A batalha na Ilha Sagrada era excessivamente importante para ser subestimada. Não era exagero dizer que o destino de toda a guerra dependia do seu desfecho.

Ciente dessa responsabilidade... Frey e seus companheiros se prepararam para partir.

Mas antes da transmissão, Frey e Sansa trocaram um olhar breve—sem palavras, apenas uma longa silence.

Após os eventos recentes, um fragmento da antiga Sansa havia ressurgido… a Sansa humana.

E isso aconteceu graças a Oliver Khan, com quem ela finalmente reconciliou-se.

Talvez ela nunca tivesse esperado que isso acontecesse, e, lá no fundo, pensava que um demônio sujo jamais encontraria seu caminho até o coração de outro humano—exceto Frey, o louco que adorava brincar com monstros.

Porém, a realidade provou o contrário.

Ou seja, Frey Starlight não era mais o único por quem Sansa vivia.

Se ele morresse, ela ainda tinha outro lugar para onde retornar.

E isso Frey não deixou escapar—nem por um momento. Com um único olhar, ele entendeu. Já não havia mais motivo para levá-la na jornada rumo à morte.

Não precisavam morrer juntos.

E assim, ele começou a afastá-la.

Não levá-la agora era prova suficiente. Sansa era uma combatente de classificação SS+—mesmo que a Igreja tivesse um contra-ataque contra ela, ela ainda poderia lutar e sobreviver ali, como eles.
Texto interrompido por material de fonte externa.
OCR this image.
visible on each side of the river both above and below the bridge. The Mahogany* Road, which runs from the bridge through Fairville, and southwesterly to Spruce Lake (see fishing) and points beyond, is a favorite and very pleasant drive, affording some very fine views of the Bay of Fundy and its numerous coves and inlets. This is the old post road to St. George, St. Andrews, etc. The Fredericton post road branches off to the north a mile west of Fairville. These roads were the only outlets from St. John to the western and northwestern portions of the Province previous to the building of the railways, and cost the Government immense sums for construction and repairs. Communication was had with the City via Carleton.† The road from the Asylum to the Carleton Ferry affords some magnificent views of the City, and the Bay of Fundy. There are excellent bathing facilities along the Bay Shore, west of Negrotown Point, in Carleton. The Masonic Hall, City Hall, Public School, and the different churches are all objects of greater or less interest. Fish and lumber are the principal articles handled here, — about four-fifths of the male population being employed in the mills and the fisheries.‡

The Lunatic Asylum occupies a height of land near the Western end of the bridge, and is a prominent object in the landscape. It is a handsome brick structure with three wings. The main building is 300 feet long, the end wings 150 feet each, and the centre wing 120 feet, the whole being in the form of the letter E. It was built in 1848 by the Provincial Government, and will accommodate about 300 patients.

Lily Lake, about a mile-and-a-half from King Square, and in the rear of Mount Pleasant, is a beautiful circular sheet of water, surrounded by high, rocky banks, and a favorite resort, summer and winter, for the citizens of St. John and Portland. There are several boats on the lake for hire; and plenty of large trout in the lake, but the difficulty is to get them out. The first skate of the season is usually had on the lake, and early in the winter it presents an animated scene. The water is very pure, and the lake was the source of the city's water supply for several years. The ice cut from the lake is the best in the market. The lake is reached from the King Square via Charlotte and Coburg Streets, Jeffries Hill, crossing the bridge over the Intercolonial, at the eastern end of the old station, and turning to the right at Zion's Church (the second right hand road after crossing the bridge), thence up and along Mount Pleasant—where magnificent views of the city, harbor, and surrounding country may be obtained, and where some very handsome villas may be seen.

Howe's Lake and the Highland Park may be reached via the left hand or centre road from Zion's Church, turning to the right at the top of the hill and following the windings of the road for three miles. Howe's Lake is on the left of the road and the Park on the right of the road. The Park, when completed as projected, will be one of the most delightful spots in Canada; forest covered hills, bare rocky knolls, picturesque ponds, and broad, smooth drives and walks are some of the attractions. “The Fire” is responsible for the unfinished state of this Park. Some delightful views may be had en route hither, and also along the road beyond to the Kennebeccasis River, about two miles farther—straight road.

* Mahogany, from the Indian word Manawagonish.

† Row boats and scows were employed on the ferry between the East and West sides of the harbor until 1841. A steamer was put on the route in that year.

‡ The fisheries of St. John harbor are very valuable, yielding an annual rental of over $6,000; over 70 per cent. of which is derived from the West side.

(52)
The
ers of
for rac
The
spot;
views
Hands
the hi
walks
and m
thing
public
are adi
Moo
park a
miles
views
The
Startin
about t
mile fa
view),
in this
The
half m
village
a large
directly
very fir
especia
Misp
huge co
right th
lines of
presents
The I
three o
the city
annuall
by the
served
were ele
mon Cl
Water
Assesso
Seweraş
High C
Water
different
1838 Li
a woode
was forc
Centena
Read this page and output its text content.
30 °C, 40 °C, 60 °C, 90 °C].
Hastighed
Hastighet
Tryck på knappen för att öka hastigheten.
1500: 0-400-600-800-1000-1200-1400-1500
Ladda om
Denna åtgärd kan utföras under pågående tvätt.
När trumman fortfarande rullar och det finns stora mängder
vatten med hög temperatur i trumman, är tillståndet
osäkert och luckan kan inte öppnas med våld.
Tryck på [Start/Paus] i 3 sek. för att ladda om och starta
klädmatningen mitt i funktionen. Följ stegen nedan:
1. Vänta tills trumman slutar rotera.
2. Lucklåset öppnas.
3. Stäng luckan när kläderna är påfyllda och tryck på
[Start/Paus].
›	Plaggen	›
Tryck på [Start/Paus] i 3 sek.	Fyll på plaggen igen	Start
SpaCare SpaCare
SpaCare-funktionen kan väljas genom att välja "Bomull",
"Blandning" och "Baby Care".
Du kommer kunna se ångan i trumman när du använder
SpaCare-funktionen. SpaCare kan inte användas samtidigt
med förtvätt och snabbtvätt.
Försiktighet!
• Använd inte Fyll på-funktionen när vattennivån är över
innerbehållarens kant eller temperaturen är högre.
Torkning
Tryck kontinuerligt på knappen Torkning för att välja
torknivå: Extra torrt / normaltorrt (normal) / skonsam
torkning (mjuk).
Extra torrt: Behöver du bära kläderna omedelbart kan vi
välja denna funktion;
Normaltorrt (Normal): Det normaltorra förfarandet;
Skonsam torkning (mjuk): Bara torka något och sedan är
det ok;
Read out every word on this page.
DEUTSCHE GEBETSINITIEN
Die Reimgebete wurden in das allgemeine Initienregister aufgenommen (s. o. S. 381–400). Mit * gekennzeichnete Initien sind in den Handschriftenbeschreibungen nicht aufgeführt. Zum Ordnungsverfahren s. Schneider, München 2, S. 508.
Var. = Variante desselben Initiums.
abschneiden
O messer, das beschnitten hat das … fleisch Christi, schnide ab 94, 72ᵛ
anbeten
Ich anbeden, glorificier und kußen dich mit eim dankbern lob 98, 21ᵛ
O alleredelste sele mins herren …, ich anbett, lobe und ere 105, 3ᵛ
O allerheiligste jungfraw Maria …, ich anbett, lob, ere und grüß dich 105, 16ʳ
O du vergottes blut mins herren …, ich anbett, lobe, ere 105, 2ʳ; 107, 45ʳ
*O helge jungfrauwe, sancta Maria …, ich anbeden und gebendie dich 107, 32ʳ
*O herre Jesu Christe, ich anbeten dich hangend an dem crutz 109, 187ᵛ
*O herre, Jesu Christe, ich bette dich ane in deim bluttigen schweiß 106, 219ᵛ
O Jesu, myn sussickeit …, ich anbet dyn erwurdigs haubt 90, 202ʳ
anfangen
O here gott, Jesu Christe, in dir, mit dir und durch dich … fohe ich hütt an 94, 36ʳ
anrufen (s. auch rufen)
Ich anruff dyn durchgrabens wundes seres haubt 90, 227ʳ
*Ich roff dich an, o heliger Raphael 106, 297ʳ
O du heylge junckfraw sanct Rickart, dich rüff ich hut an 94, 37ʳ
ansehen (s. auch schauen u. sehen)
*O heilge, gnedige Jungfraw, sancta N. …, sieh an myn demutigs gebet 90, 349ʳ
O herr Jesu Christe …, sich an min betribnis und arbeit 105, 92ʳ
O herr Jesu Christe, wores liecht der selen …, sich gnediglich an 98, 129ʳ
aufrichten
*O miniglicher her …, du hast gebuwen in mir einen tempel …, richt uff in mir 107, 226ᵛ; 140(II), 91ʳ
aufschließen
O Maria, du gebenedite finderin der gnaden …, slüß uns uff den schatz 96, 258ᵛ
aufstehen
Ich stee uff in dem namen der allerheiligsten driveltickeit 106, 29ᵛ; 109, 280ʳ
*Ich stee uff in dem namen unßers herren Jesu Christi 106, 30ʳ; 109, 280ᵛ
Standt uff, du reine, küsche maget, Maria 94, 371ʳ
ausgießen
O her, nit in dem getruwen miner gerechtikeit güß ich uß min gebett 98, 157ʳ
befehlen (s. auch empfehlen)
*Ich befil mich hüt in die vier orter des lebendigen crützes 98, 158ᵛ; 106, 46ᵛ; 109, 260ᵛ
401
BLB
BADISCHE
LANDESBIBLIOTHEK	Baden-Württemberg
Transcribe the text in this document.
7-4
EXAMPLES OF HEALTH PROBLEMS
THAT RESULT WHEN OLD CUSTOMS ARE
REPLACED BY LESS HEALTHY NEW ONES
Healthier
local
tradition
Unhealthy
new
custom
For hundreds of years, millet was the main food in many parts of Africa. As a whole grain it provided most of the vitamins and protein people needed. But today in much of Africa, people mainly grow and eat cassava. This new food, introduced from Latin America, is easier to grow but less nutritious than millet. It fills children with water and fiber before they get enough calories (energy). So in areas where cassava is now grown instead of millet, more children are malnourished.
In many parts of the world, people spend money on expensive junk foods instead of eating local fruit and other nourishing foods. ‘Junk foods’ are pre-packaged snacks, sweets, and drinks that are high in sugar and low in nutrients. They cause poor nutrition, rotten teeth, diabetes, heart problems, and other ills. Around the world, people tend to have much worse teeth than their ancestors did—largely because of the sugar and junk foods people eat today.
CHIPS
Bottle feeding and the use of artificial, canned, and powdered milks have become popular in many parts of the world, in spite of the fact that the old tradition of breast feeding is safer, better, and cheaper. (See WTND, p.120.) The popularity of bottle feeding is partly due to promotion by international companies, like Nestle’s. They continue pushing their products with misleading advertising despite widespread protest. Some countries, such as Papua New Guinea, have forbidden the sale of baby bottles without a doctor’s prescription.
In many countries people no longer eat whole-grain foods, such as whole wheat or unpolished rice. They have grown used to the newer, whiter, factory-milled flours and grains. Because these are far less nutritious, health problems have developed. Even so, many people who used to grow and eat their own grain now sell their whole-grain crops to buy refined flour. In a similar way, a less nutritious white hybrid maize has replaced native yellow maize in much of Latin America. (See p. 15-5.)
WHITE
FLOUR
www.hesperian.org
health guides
Mas ele deliberadamente optou por mantê-la afastada, porque queria que ela encontrasse uma razão para viver além dele.

'Não há ninguém neste mundo que valha a pena percorrer esse caminho sombrio comigo. Essa é minha punição… meu destino… Então, Sansa… trilhe seu próprio caminho—longe da minha sombra.'

'Até logo, meu veneno doce.'

Embora essas palavras nunca tenham saído de seus lábios, Sansa as entendeu apenas olhando para seu rosto.

Ela puxou-o sem pensar, com a boca aberta para falar—mas, no final, nenhuma palavra saiu.

Sim, ela o tinha amado, e isso não foi um erro.

Mas o vínculo que construíram—um vínculo onde cada um dependia do outro—desmoronou bem rápido demais.

Ao contrário dela, Frey sabia que isso aconteceria mais cedo ou mais tarde. Ele havia simplesmente estado lá por ela quando ela não tinha ninguém, e agora que ela tinha outro motivo para continuar… ele, silenciosa e gentilmente, deu um passo para trás.

Sem barulho. Sem confusão. Apenas abrindo o caminho… e partindo.

Sansa entendeu isso, mas percebeu tarde demais. Frey tinha ido embora antes dela, e ela não conseguiu dizer uma palavra. Porque tudo que levou a isso era verdade.

Nunca tinha sido justo com ela—nem uma única vez.

Ele a deixou sem escolha a não ser assistir de longe.

E assim, Frey Starlight desapareceu com seus companheiros, deixando o restante para trás neste lado do mundo.

Neste momento, ninguém poderia imaginar a magnitude do desastre que estava por acontecer na Ilha Sagrada de Sicília… um desastre que mudaria tudo.